O Estado como fonte do nosso ordenamento tornou-se quase onipresente, traduzindo o significado da nossa diversidade social e cultural, o que é destacado pelo desenvolvimento multilateral das relações nacionais e internacionais, decorrendo uma profusão de preceitos. Por outro lado, não se torna incomum o aparecimento de normas que guardam aparente contradição, ao menos no mundo dos efeitos, embora o ordenamento jurídico constitua "um sistema porque não podem coexistir nele normas incompatíveis." [01]

A nossa organização nos impõe gradação de direitos, isto é, de normas dotadas de status diferenciados, que auxiliam os argumentos hermenêuticos, inclusive com aparato constitucional.

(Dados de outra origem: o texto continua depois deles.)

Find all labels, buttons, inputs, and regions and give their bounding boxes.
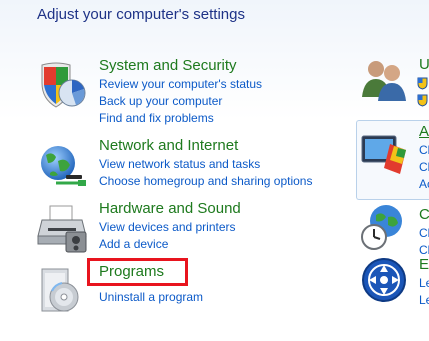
- ease-of-access-icon[interactable]: [360, 256, 408, 304]
- user-accounts-title[interactable]: U: [419, 56, 429, 73]
- category-system-security: System and Security Review your computer…: [36, 57, 336, 127]
- clock-link-2[interactable]: Cl: [419, 243, 429, 257]
- appearance-icon[interactable]: [360, 130, 408, 178]
- link-add-device[interactable]: Add a device: [99, 237, 168, 251]
- programs-highlight-box: [87, 258, 188, 286]
- shield-icon: [417, 94, 428, 107]
- printer-icon[interactable]: [36, 202, 90, 256]
- link-uninstall-program[interactable]: Uninstall a program: [99, 290, 203, 304]
- appearance-link-2[interactable]: Cl: [419, 160, 429, 174]
- user-accounts-icon[interactable]: [360, 55, 408, 103]
- category-network-internet: Network and Internet View network status…: [36, 137, 336, 193]
- system-security-icon[interactable]: [36, 59, 90, 113]
- category-title-network-internet[interactable]: Network and Internet: [99, 137, 238, 154]
- clock-region-title[interactable]: C: [419, 206, 429, 223]
- appearance-title[interactable]: A: [419, 123, 429, 140]
- link-homegroup-sharing[interactable]: Choose homegroup and sharing options: [99, 174, 312, 188]
- appearance-link-3[interactable]: Ac: [419, 177, 429, 191]
- ease-link-2[interactable]: Le: [419, 293, 429, 307]
- link-back-up[interactable]: Back up your computer: [99, 94, 222, 108]
- network-globe-icon[interactable]: [36, 139, 90, 193]
- link-network-status[interactable]: View network status and tasks: [99, 157, 260, 171]
- clock-globe-icon[interactable]: [360, 203, 408, 251]
- link-review-status[interactable]: Review your computer's status: [99, 77, 262, 91]
- category-hardware-sound: Hardware and Sound View devices and prin…: [36, 200, 336, 256]
- appearance-link-1[interactable]: Cl: [419, 143, 429, 157]
- ease-link-1[interactable]: Le: [419, 276, 429, 290]
- ease-of-access-title[interactable]: Ea: [419, 256, 429, 273]
- page-title: Adjust your computer's settings: [37, 6, 245, 23]
- shield-icon: [417, 77, 428, 90]
- clock-link-1[interactable]: Cl: [419, 226, 429, 240]
- right-column: U A Cl Cl Ac C Cl Cl Ea Le Le: [356, 0, 429, 341]
- category-title-hardware-sound[interactable]: Hardware and Sound: [99, 200, 241, 217]
- link-find-fix-problems[interactable]: Find and fix problems: [99, 111, 214, 125]
- category-title-system-security[interactable]: System and Security: [99, 57, 237, 74]
- link-devices-printers[interactable]: View devices and printers: [99, 220, 236, 234]
- programs-disc-icon[interactable]: [36, 265, 90, 319]
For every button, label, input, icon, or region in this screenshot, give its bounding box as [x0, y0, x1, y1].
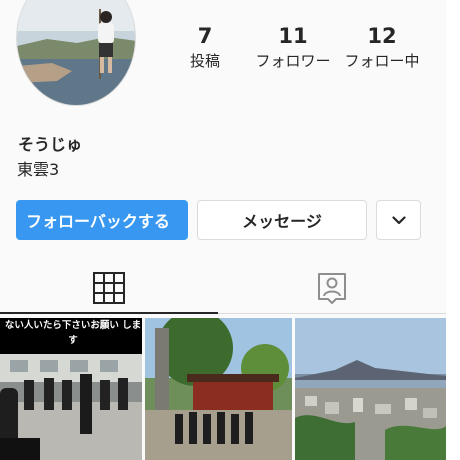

Nessa microsociedade normativa temos que conviver com todas as espécies de comando, o que nem sempre revela uma uniformidade, exigindo-se a compreensão e a superação de inúmeros dogmas para o devido ajuste de convivência social.

Embora a Constituição Federal garanta o direito de propriedade (art. 5º, XXII), bem como a inviolabilidade da intimidade e da vida privada (art. 5º, X), a lei penal tipifica inúmeros crimes e decide, de forma discricionária, a iniciativa da ação penal, o que pode constituir, em determinadas situações em uma afronta aos direitos da própria vítima.

Essa contradição se revela especialmente quando a lei trata dos crimes contra o patrimônio, que com diversas tipificações que regulam a espécie, permite a iniciativa da ação penal de forma pública, incondicionada ou condicionada à representação, ou ainda de forma privada.

O que nos propomos agora é discorrer sobre algumas situações incoerentes, especialmente em face da natureza dos direitos disponíveis, da tipificação de delitos patrimoniais, do direito de ação penal e da natureza jurídica da sua iniciativa.


Dos Direitos Disponíveis

Numa concepção civilista, bem jurídico também pode ser conceituado como coisa material ou imaterial apropriável, útil à pessoa humana e revestida de valor econômico que pode ser objeto de uma relação jurídica. Paulo Nader sustenta uma diferenciação entre bem e coisa, sendo aquele considerado gênero, porquanto pode comportar objetos sem valor econômico, enquanto, este, espécie, uma vez que se refere somente a objetos corpóreos. [02] Welzel doutrina que "o bem jurídico é um bem vital ou individual que, devido ao seu significado social, é juridicamente protegido". [03] Nas palavras de Toledo, "é tudo que nos apresenta como útil, necessário, valioso" [04].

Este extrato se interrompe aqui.